MOUNTAIN VIEW, Calif.-Intel co-founder and Chairman Emeritus Gordon E. Moore was a 30-year-old executive at Fairchild Camera & Instrument back in January 1959 when the theory behind the silicon integrated processor was published by colleague Robert Noyce.
Since that Eisenhower administration year, information technology has evolved a hundredfold. And much of that development is due to the successful implementation of squeezing down transistors, resistors and other elements into smaller and smaller processor forms onto silicon wafers.

Dr. Moore, 80, and another Fairchild co-founder, Dr. Jay Last, have survived all these years to witness how the fruits of their development of the silicon-based processor have served mankind.

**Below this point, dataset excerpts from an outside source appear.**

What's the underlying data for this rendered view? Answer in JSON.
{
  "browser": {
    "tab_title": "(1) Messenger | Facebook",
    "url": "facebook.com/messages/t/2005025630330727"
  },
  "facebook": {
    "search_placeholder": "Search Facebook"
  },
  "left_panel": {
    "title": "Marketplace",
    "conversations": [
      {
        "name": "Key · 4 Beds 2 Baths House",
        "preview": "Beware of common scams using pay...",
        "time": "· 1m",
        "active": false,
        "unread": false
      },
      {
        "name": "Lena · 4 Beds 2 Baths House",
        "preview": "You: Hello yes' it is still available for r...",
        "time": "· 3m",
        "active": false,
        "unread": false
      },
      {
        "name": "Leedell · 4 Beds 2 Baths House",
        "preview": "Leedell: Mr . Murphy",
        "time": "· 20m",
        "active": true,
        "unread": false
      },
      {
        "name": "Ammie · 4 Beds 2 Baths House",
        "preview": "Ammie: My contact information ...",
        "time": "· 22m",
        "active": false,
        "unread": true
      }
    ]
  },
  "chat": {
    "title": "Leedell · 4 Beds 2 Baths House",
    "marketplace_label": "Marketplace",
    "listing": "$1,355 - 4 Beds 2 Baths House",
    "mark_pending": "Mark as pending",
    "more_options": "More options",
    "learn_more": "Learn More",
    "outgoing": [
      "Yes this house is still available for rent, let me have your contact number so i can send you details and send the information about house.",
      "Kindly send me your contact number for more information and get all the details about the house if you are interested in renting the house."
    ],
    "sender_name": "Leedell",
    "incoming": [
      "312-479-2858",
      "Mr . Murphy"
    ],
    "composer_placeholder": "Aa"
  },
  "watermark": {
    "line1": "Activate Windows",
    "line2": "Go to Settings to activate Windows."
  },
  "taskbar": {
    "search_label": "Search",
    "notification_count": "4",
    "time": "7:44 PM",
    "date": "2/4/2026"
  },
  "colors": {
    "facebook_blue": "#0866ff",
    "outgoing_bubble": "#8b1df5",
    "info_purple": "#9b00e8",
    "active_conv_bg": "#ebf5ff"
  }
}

On May 8, both Moore and Last were honored at the 50th anniversary celebration of the same integrated chip that Noyce envisioned so long ago. The event was held at the Computer History Museum here before a standing-room-only crowd.
Moore, visiting with a small group of reporters before the evening's presentation, said that he had no way of knowing that what his company was working on back in the 1960s would turn out to be such an important development in the history of the world's business and communications.
"All you're thinking about at the time is the next product you're coming out with. You of course have no idea about how it's going to affect your customers, let alone the world!" Moore, who appears to be in excellent health, said.